Our Chinese-Installed Government In Ottawa

Toothless by design.

On Jan. 1, the Forced Labour and Supply Chain Reporting Law, which aims to curb the importation of goods made through forced labour, came into effect. The law is toothless. It merely requires companies to report on their efforts to keep forced labour out of their supply chains.

The U.S. Congress and the Biden administration, in contrast, passed the Uyghur Forced Labor Prevention Act in 2021. That law compels anyone wishing to import products from the Xinjiang Uyghur Autonomous Region to prove that forced labour was not used.

Since its implementation in June, 2022, more than 6,000 shipments entering the United States have been reviewed under the new law, and more than 2,500 denied entry.

But according to Mehmet Tohti, executive director of the Uyghur Rights Advocacy Project, not one shipment from China has been denied entry into Canada on the same grounds.

11 Replies to “Our Chinese-Installed Government In Ottawa”

  1. I worked in Purchasing and then in Compliance with regards to Purchasing before my retirement several years ago. BTW the DOD prohibits coerced labor and child labor
    In it’s supply chain. The compliance protocol is almost the same as the one for ferreting out Conflict Minerals. Declaration of compliance are passed upstream from sub assemblers, to processors, to raw material sources. It’s only as reliable as the integrity of the responders. It does create nonproductive make work jobs, though.
    My pet peeve is the same people obsessed with the “slavery” of 200-500 years ago turn a blind eye to the history of slavery, by whatever label, and the slavery that riddles the supply chains of today, and is component of many of the products we use everyday.
    It’s not a guarantee, but the best way to avoid it, is buy products made in Western nations.

    1. Correction, guess my edit didn’t take. Should read Requests for Declarations of compliance are passed up the supply chain til it reaches raw materials and the Declarations of compliance pass back down that chain to the originator.

    2. Darnit! Where’s that invisible upvote button?

      Every point is spot on, Exasperated, and people should pay particular attention to your observation that compliance paperwork is nonvalue-added make-work that only adds cost. Compliance paperwork costs are passed on to the consumer.
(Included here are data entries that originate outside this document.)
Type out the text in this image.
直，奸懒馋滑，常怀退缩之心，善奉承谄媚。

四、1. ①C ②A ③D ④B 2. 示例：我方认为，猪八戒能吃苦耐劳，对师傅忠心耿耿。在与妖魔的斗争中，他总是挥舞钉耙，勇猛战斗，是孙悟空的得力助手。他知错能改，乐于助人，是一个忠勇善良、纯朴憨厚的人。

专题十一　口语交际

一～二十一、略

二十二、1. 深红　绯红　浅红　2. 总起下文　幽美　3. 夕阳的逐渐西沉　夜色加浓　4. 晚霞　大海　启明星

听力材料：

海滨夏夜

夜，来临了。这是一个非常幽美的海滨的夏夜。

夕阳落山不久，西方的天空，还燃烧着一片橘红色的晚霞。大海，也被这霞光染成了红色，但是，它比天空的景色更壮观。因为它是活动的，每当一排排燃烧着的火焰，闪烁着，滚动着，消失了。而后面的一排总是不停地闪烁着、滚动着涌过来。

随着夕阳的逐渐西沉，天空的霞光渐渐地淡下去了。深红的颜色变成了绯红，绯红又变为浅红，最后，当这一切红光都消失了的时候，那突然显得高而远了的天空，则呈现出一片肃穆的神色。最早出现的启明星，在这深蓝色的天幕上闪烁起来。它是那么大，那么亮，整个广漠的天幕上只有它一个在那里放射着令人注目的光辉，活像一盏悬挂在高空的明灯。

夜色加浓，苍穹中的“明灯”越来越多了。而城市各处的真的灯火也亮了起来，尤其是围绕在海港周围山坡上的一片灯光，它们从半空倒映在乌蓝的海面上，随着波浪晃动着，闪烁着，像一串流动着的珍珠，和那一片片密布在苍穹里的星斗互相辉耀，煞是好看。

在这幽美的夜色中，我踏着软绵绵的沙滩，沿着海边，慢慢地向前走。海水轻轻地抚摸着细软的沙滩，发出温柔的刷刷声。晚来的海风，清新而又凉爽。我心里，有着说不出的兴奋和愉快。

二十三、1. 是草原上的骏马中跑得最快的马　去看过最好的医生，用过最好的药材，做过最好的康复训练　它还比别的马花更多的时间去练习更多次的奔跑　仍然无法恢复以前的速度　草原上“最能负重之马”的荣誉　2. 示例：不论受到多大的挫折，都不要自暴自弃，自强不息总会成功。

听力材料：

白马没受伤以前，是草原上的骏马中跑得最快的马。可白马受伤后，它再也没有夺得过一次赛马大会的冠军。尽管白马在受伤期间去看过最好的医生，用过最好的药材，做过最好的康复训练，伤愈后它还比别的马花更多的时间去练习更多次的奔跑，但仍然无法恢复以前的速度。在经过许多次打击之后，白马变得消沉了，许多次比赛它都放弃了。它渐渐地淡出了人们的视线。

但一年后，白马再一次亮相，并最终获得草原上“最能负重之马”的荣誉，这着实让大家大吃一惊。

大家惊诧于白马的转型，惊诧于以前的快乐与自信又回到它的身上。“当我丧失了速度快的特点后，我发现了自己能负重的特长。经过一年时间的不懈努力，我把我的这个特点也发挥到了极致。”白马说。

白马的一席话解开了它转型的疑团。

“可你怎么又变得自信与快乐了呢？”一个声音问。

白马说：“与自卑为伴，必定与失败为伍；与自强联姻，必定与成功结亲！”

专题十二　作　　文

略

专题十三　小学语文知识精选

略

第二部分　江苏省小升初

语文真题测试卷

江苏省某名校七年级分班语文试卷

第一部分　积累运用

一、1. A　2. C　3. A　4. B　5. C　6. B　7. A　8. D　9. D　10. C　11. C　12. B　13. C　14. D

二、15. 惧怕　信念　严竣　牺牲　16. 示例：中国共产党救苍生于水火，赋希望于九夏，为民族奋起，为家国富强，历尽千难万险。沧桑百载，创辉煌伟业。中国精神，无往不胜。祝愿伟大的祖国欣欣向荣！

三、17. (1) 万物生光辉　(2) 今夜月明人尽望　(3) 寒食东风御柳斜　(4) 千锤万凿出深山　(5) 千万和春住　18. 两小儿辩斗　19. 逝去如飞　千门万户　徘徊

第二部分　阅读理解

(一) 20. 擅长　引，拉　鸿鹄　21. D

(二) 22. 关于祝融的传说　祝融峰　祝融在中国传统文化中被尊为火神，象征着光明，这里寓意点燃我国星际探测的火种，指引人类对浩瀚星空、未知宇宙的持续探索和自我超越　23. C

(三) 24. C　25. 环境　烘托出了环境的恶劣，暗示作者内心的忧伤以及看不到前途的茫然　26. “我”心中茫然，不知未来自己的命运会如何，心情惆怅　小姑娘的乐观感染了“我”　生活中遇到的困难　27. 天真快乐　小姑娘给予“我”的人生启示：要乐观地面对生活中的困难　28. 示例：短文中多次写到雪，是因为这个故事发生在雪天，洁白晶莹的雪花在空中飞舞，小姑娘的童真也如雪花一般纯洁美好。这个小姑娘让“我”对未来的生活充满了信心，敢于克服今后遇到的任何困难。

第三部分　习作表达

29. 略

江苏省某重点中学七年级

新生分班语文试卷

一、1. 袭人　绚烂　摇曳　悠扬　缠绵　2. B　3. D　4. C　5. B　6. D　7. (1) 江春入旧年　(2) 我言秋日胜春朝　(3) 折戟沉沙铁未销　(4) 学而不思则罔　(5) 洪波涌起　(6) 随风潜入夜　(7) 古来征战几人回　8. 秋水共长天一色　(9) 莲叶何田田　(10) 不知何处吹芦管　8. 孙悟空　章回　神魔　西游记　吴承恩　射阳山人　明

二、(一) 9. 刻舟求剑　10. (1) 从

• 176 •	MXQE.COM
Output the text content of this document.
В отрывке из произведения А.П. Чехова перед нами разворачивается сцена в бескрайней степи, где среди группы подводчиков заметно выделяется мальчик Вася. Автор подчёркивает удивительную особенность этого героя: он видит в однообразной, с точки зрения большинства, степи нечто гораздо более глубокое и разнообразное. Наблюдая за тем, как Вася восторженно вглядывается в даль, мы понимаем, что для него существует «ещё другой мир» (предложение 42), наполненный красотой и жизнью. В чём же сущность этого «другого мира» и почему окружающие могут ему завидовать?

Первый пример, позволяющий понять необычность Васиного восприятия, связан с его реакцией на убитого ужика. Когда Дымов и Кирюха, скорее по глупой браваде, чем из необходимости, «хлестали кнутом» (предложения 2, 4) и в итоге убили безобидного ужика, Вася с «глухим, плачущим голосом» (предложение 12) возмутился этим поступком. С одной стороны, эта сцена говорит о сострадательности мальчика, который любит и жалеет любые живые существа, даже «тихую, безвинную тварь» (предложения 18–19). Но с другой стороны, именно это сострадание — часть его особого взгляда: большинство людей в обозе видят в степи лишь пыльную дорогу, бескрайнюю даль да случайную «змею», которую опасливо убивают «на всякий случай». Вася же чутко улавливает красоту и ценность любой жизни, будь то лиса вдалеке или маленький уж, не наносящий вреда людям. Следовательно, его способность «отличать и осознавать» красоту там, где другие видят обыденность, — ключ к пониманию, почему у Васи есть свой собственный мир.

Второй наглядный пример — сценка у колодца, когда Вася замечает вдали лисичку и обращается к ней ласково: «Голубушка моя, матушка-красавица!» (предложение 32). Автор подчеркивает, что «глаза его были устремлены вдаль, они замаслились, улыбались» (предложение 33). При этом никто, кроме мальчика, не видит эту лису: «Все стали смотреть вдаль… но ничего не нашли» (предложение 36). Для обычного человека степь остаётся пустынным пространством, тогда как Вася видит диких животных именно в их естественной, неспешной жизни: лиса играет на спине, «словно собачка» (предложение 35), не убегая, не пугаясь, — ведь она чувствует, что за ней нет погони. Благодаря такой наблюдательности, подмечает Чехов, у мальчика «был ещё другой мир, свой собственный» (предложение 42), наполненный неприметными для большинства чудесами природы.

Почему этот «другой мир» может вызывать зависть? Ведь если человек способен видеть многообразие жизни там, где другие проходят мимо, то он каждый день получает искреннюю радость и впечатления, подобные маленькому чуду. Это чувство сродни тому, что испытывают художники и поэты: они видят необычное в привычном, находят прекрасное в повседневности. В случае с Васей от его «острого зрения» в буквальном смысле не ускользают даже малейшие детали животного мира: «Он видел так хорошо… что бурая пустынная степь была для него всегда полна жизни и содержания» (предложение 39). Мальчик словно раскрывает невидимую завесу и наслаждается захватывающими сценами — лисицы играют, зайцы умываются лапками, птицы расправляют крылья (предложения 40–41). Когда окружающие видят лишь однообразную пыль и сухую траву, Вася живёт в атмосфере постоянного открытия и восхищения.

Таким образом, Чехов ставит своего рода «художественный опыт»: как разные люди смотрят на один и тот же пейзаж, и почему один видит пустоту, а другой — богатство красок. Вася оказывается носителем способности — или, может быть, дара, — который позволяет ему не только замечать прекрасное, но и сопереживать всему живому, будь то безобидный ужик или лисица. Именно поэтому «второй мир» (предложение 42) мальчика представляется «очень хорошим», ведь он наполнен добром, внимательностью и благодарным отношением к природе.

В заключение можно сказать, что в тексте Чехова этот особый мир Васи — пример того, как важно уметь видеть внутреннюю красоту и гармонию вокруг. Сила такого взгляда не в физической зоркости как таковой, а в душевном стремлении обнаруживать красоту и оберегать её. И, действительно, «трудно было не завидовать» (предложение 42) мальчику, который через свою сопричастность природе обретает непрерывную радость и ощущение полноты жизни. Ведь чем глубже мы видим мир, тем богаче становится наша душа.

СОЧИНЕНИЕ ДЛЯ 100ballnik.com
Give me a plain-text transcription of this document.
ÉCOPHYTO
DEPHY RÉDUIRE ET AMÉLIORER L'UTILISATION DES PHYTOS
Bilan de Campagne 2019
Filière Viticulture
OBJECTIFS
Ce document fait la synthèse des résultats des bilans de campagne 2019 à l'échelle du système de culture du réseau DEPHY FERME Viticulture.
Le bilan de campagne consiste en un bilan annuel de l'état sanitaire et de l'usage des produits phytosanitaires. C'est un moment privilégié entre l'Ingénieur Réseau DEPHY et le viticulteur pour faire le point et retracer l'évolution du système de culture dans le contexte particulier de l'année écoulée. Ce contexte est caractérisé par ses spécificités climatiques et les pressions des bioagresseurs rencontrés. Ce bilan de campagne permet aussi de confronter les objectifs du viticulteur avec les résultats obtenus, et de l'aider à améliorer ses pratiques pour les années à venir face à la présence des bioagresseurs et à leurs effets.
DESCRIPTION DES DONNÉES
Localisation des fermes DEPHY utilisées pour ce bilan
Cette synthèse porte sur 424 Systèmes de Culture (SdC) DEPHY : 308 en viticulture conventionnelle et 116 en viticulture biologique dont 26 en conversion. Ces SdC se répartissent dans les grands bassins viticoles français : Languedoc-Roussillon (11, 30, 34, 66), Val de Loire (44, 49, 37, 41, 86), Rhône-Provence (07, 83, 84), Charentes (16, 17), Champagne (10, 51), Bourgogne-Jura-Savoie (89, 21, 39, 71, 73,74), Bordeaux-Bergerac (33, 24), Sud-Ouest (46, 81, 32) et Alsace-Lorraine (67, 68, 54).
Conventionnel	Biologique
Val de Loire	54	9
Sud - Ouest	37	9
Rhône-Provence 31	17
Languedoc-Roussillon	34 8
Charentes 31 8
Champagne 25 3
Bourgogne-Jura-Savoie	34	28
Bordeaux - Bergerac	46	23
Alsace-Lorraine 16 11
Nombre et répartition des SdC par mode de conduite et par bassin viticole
      We pay. It’s a hidden tax and a welfare payment, though the recipient has to show up somewhere to get the money. And no one ever reads the @$#! reports anyhow.

  2. Why does it only cover one region? shouldn’t it cover all regions where forced labor or slavery may occur.

    1. I believe it does cover the entire planet. No slave, or child labour. That’s why it needs to be “toothless”, otherwise how will we import materials for EV batteries the government is subsidizing Chrysler and VW to build.

    2. U.S. customs law has prohibited importing goods produced by certain categories of labor since the end of the nineteenth century. Beginning in 1890, the United States prohibited imports of goods manufactured with convict labor. In 1930, Congress expanded this prohibition in Section 307 of the Tariff Act to include any (not just manufactured) products of forced labor.

      https://crsreports.congress.gov/product/pdf/IF/IF11360

  3. “The law is toothless.”
    Everting that the idiot does, of course, comes from the cabal that’s running him. The law, the feminine hygiene in men’s toilets and variety and sundry of same are for drama purposes.
    The actual meaning of the ‘law’ is completely irrelevant.
    Have you noticed, every time the idiot comes out of a plane, waving and sunny smile, it’s like a triumph as though the idiot has done something monumental.
    Yeah …. monumental idiot.

    1. Vito: I understand when Trudeau comes out of the plane NO ONE is there but he waves and smiles like their are millions of people. Like you said Drama Purposes! Trudeau is so conceited, he doesn’t realize their are many Canadians that actually Hate him!!